AMD Instinct MI440X - CDNA 5 Enterprise GPU
Complete specs and analysis of the AMD Instinct MI440X - a CDNA 5 enterprise GPU with 432GB HBM4, 19.6 TB/s bandwidth, and TSMC 2nm compute chiplets.

TL;DR
- 432GB HBM4 memory across 12 stacks at 19.6 TB/s aggregate bandwidth - 1.5x the capacity of the NVIDIA Rubin R200's 288GB
- CDNA 5 architecture on TSMC 2nm (N2) compute chiplets - AMD's first 2nm data center GPU, with 3nm (N3P) I/O dies
- ~320 billion transistors across a 12-die chiplet package (8 XCDs + active interposer/IO dies) on CoWoS-L
- First AMD GPU with UALink interconnect for open-standard scale-out networking alongside Infinity Fabric
- MI440X is the enterprise 8-GPU variant of the MI400 family - per-chip performance numbers have not been separately disclosed from the MI455X flagship
- Expected H2 2026 availability in OAM form factor, compatible with existing UBB chassis
Overview
The AMD Instinct MI440X is the enterprise-focused member of AMD's MI400 accelerator family, which also includes the MI455X (the flagship, designed for the Helios rack-scale system) and the MI430X (an HPC-oriented variant with strong FP64 capabilities). All three share the same CDNA 5 silicon and HBM4 memory subsystem. The difference is the deployment target: the MI440X ships in the OAM form factor for standard 8-GPU server configurations, while the MI455X is optimized for AMD's proprietary Helios 72-GPU rack architecture.
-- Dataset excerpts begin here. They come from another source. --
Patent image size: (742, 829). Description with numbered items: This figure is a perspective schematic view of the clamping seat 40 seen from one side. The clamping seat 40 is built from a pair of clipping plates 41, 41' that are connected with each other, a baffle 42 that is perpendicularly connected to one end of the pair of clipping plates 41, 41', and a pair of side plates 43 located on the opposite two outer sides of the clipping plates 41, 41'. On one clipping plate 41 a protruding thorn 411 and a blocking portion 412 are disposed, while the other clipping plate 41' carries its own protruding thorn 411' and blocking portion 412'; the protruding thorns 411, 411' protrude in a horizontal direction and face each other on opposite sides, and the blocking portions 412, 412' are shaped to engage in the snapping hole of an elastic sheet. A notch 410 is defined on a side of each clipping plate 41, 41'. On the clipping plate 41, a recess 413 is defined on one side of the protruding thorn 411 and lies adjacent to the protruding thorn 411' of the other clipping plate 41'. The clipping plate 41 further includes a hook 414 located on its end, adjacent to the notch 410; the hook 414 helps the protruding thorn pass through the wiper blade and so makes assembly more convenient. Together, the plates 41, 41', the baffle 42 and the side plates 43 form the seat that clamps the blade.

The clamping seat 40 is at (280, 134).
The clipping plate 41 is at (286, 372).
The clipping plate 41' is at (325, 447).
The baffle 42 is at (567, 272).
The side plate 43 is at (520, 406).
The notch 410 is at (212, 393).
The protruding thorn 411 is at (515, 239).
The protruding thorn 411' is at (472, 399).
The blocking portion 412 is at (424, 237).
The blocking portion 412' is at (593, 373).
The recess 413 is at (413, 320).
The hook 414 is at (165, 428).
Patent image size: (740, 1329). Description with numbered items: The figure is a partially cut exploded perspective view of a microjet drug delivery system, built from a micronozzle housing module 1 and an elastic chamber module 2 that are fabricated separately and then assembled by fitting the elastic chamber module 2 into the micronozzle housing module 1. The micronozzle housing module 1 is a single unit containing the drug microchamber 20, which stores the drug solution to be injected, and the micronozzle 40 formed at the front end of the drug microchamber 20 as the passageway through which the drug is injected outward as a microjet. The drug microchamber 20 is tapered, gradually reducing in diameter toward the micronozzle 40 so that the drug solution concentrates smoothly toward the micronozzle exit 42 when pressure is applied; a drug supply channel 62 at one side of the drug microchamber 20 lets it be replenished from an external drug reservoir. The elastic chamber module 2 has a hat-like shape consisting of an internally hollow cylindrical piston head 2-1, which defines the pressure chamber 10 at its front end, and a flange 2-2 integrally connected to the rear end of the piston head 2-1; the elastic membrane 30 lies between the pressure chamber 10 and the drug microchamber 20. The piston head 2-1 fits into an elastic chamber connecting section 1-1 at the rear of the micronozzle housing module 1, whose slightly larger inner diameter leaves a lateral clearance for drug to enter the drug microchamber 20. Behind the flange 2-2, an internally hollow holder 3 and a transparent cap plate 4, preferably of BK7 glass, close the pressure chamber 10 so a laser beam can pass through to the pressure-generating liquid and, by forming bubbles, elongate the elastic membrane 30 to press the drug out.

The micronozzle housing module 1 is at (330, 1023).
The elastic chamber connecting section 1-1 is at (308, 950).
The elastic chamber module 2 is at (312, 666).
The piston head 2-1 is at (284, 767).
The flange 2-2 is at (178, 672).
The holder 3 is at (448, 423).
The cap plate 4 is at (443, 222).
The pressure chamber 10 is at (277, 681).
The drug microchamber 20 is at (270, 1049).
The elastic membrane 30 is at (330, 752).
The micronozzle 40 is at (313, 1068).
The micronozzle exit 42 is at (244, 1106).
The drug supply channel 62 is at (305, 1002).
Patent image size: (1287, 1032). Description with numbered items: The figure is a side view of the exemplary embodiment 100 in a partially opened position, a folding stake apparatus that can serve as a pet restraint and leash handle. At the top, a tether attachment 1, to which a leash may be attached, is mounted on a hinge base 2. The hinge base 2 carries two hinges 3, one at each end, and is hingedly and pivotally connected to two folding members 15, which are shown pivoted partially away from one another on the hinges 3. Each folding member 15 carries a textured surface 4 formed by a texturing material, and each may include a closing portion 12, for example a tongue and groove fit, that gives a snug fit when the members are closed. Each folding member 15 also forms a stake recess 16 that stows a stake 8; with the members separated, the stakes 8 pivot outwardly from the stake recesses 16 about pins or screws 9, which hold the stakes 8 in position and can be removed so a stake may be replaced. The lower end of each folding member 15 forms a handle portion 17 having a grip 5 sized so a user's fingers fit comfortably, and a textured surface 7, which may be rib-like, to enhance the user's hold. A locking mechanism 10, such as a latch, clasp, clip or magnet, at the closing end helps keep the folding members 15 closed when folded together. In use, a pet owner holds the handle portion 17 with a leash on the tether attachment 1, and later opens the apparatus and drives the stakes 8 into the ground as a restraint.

AMD has not disclosed MI440X-specific compute performance numbers. What we know comes from the MI455X, which AMD confirmed at CES 2026 as delivering 40 PFLOPS FP4, 20 PFLOPS FP8, and 10 PFLOPS FP16 per GPU. AMD describes the MI440X as a "scaled-back MI455X," but hasn't clarified whether "scaled back" means lower clock speeds, disabled compute units, reduced interconnect bandwidth, or simply a different thermal/power profile for the OAM form factor. Until AMD publishes MI440X-specific benchmarks, the MI455X numbers serve as an upper bound.
What's confirmed is the memory subsystem - and it's sizable. The MI440X packs 432GB of HBM4 across 12 stacks at 8 Gbps per pin, delivering 19.6 TB/s of aggregate memory bandwidth. That's 1.5x the capacity and roughly 0.89x the bandwidth of NVIDIA's Rubin R200 (288GB at 22 TB/s). The capacity lead is AMD's competitive wedge here: at FP8 precision, a single MI440X can hold a 405B-parameter model (~405GB) with room for KV cache. The R200 can't fit that model at FP8 on a single chip. This is the same strategic playbook AMD ran with the MI300X and MI350X - win on memory, compete on compute.
Key Specifications
| Specification | Details |
|---|---|
| Manufacturer | AMD |
| Product Family | Instinct MI400 |
| Architecture | CDNA 5 |
| Process Node | TSMC 2nm (N2) compute chiplets + TSMC 3nm (N3P) I/O dies |
| Transistors | ~320 billion (package total; confirmed for MI455X) |
| Chiplet Configuration | 12 dies total - 8 XCDs (compute) + active interposer/IO dies |
| GPU Memory | 432 GB HBM4 (12 stacks x 36GB) |
| HBM4 Per-Pin Rate | 8 Gbps |
| Memory Bandwidth | 19,600 GB/s (19.6 TB/s) |
| FP4 Performance | Up to 40 PFLOPS (MI455X; MI440X TBD) |
| FP8 Performance | Up to 20 PFLOPS (MI455X; MI440X TBD) |
| FP16 / BF16 Performance | Up to 10 PFLOPS (MI455X; MI440X TBD) |
| Supported Precisions | FP4, FP6, FP8, BF16, FP16, FP32 |
| Chip-to-Chip Bandwidth | 3.6 TB/s |
| Scale-Out Bandwidth | 300 GB/s per GPU |
| Interconnect | Infinity Fabric + UALink |
| Packaging | CoWoS-L |
| Form Factor | OAM (fits existing UBB boxes) |
| TDP | Not officially disclosed |
| Target Workload | Training and Inference |
| Release Date | H2 2026 |
| Pricing | Not disclosed |
Note: Performance figures in this table reflect the MI455X flagship. AMD has described the MI440X as a "scaled-back" variant but hasn't published separate per-chip performance numbers. Memory capacity, bandwidth, and architectural features are shared across the MI400 family and are confirmed for the MI440X. This page will be updated when AMD discloses MI440X-specific compute benchmarks.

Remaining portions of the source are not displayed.